Amb. Van der Kwast began by stating the urgency felt within the Dutch delegation to focus on the use of armed drones, potential export controls being placed on unmanned combat aerial vehicles (UAVs) and the need for a global norm deterring their use. The Ambassador said there is a need to build upon the consensus declaration of 5 October 2016 regarding the use of strikes by armed UAVs and acknowledged the need to avoid duplicating the Wassenaar Arrangement. Amb. Van der Kwast also emphasized that Member States needed to tackle the problem of non-state actors and non-signatories of the Arrangement being involved in the transfer and sales of UAVs.
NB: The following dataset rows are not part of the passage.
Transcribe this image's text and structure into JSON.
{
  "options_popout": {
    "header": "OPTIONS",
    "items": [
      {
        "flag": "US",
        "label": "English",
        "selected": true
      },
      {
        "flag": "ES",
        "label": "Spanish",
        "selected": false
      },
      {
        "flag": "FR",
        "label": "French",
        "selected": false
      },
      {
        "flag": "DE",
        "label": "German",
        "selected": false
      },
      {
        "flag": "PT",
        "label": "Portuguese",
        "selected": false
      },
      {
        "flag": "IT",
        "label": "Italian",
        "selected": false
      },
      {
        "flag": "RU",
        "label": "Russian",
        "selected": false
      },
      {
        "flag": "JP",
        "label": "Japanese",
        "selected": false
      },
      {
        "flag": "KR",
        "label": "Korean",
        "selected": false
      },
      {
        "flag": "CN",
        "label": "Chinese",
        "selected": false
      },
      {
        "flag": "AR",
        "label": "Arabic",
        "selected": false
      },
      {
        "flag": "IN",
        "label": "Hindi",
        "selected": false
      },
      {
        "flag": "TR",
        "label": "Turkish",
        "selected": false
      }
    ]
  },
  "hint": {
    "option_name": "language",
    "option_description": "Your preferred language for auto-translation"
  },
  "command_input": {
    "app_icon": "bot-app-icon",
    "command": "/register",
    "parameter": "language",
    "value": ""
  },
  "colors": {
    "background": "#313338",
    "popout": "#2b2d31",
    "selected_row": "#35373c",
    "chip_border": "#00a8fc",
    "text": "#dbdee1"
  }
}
Ms. Naureen Shah, Director, Security & Human Rights Programme, Amnesty International USA spoke of the United States Government’s use of drones. She noted that the Obama administration declassified the Presidential Policy Guidance for Drone use in August 2016 and has made a number of disclosures regarding the use of drones as a policy standard.
Mr. Moorehead from Columbia Law School spoke of his work examining the legality of using armed drones, and the importance of transparency. He stated that transparency is important due to the current high level of secrecy surrounding armed drone use, and if there is no transparency then it is impossible to determine the legality of the use of armed drones. Mr. Moorehead proposed four measures for Member States to disclose for increasing transparency; the legal and policy criteria for using UAVs, acknowledge the authorization and initiation of a drone strike and report civilian and combatant casualties, the decision making process behind target selection and Member states should disclose what accountability and oversight measures are in place for internal review (i.e. best practice methods, disciplinaries, criminal investigations etc.) where necessary. These procedures could also be applied to monitoring the number of drone exports. Mr. Moorehead then concluded by stating that Member States should be aware that current international norms are being pushed by States actively using drones and not through consensus.
Concluding the panel of experts, Mr. Zwijnenburg of PAX spoke of the increasing number of countries and non-state actors wanting to use both commercial and military drones. This, he inferred, highlights the need for the international community to establish norms and international laws on the use of drones. Mr. Zwijnenburg spoke of the opportunities within the First Committee for progress to be made on this issue. He highlighted the need for discussions on the implication for armed drone use by Member States, the necessary clarity to be provided by the international community for the legal interpretation of International Humanitarian Law and International Human Rights Law frameworks in relation to targeted killings through armed drones and the contributions to be provided on the important discussions to take place regarding arms export control for unmanned systems.